На высоте четыре тысячи четыреста – горная пампа, где среди пучков колючей травы пасутся белые кудрявые альпаки.
Набрав ещё сто метров, остановились, чтобы размять ноги. У дороги – каменистое болотце, булыжники покрыты то ли влажным лишайником, то ли мхом. Иванюта решил поворочать камни – может, где-то притаился жук. Его примеру последовал и Гуселапов в надежде отыскать неведомого паука. Под обломком известняка сидели две небольшие карабиды, которых Иванюта тут же поместил в пластмассовую баночку. Он счёл необходимым брать здесь всех жуков подряд, не только долгоносиков, чтобы составить хороший обменный фонд – в любительских сообществах на форумах порой происходили заманчивые сделки.
Когда Иванюта распрямился, перед глазами поплыли круги, а гулкие виски сдавила невидимая сила – так сдавила, что в ответ на радость Гуселапова, поймавшего в пробирку высокогорного тарантула, едва сложил губы в бледную улыбку. В машине Иванюта сунул в рот ириску с кокой – отпустило.
На перевале «Кончита» предъявила цифры: 4860. Справа от дороги крутился маленький торнадо – танцующий пылевой столб.
За перевалом начинался спуск в Чивай. На склонах долины показались древние террасы – полторы тысячи лет индейцы выращивали здесь дарованный богами маис. Остановились, чтобы насладиться видом.
И тут им на голову свалились немцы. Такое экзотическое приключение: группу возрастных туристов автобусом завезли на гору, посадили на велосипеды и пустили по серпантину вниз. Катись себе по склону среди могучих Анд – даже педали крутить не надо. Автобус уехал, чтобы встретить группу в Чивае; замыкал растянувшуюся вереницу небольшой грузовичок, доставивший на гору велосипеды.

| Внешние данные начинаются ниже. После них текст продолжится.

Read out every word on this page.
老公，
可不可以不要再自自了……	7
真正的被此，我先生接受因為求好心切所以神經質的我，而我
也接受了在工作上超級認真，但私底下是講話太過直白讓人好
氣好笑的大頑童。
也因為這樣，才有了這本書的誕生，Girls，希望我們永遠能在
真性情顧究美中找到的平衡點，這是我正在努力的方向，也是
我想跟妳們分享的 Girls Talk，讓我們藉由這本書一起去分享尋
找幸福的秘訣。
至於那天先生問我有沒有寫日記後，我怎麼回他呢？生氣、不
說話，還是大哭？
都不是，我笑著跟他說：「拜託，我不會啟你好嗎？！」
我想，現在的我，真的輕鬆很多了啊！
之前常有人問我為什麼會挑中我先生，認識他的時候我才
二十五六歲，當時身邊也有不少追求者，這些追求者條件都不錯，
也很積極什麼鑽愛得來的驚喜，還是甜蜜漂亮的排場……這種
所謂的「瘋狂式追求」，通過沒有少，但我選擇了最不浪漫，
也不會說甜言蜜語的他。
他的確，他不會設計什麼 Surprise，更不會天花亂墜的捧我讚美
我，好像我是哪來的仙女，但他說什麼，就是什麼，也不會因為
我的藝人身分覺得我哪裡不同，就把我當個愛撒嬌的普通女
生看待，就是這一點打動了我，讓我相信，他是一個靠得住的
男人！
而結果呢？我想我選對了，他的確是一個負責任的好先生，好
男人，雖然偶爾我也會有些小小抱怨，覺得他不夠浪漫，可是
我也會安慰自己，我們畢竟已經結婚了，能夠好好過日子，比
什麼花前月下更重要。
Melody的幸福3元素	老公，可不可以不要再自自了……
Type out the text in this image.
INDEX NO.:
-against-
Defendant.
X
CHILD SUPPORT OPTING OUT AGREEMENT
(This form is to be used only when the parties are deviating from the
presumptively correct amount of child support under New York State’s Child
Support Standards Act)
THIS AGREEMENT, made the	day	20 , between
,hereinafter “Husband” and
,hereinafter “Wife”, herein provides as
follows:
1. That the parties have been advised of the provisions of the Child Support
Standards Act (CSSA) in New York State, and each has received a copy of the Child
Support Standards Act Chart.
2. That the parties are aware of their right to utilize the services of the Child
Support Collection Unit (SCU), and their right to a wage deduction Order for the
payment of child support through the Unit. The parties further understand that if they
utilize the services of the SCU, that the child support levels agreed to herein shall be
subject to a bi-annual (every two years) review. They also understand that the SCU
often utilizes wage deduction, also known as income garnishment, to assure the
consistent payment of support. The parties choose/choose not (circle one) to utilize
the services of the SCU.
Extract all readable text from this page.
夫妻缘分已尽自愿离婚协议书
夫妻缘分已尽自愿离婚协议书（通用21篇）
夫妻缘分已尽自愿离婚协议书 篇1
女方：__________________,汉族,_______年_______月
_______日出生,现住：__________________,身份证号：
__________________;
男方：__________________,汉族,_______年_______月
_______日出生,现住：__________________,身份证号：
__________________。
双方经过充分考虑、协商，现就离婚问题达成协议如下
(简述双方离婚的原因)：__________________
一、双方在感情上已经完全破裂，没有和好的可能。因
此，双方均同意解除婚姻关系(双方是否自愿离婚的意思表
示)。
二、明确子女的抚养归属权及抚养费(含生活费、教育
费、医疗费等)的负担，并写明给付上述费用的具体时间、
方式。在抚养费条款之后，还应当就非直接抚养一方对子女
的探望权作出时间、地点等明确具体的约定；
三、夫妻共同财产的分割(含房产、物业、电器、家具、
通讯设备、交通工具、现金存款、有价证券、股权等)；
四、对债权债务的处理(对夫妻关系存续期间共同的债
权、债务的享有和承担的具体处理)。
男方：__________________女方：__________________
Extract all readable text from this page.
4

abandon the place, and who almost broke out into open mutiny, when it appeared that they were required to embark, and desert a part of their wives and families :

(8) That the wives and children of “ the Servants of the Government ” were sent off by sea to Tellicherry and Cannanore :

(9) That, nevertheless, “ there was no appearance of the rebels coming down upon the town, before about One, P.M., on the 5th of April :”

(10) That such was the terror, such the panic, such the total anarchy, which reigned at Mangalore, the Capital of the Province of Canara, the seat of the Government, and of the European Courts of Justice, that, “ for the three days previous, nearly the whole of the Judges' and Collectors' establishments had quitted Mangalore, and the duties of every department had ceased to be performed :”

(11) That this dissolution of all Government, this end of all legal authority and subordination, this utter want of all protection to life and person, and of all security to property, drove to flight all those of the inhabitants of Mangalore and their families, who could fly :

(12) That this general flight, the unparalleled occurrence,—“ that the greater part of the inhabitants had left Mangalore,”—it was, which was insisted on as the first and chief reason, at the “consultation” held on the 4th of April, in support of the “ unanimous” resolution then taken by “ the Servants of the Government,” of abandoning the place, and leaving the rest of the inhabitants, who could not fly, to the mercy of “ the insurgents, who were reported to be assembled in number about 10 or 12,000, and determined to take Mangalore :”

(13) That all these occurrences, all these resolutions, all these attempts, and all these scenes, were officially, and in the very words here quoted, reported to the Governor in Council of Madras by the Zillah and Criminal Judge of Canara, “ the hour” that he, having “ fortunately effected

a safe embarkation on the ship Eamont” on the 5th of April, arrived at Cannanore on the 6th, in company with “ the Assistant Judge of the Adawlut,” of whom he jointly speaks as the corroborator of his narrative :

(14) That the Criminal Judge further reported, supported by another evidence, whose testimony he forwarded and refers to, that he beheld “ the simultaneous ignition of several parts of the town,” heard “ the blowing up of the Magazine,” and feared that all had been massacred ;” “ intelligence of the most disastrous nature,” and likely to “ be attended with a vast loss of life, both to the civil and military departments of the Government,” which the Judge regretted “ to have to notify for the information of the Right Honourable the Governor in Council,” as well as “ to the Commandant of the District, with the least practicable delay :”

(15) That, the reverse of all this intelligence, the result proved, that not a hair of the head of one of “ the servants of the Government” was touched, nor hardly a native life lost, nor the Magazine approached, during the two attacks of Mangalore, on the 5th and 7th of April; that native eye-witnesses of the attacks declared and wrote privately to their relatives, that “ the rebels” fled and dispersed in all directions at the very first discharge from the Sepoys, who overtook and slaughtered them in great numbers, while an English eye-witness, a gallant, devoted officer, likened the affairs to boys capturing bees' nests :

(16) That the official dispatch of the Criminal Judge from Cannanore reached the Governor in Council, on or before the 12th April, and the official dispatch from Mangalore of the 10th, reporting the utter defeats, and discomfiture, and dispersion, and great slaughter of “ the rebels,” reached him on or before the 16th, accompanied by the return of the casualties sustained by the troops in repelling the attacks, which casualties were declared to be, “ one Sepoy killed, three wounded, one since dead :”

Бодрые немецкие пенсионеры чередой проследовали мимо припаркованного на обочине «фортунера», как вдруг последнюю, отставшую от остальных старушку повело в сторону, крутануло, и она неловко грохнулась с велосипеда на бок метрах в двадцати от любующихся видом долины русских. Хорошо, скорость была невелика.
Пётр Алексеевич подбежал первым, за ним – остальные. Полина заканчивала в студенческие годы курсы медсестёр, поэтому тут же принялась деловито хлопотать над обмякшей, как пластилин, немкой: куртку под голову, ноги приподнять…
– Гипоксия, – определил Пётр Алексеевич. – Надо срочно вниз. Спустимся метров на пятьсот, сама отпрыгнет.
Тут из-за поворота выехал грузовичок. Из кабины выскочила сидевшая рядом с водителем черноволосая перуанка – сотрудница турагентства – и быстро залопотала по-испански. Было видно, что перепугалась.
Следуя указаниям Петра Алексеевича, опустили спинку переднего сиденья «фортунера» и перенесли на него немку. Велосипед, Иванюту и Гуселапова забросили в грузовичок, а безостановочно стрекочущую перуанку и Полину посадили на заднее сиденье «тойоты».
По дороге немке стало немного лучше – взгляд ожил, но всё ещё плохо фокусировался на предметах.
В Чивае старушку, уже ожившую до робкой улыбки, передали взволнованным немцам. Сопровождавшая группу перуанка твердила без конца «gracias, muchas gracias» – особенно после того, как в специальный бланк переписала паспортные данные Полины и Гуселапова, засвидетельствовавших, что туристку на дороге никто не сбивал (ни велосипедисты, ни машина), что рухнула сама, сражённая высотным головокружением.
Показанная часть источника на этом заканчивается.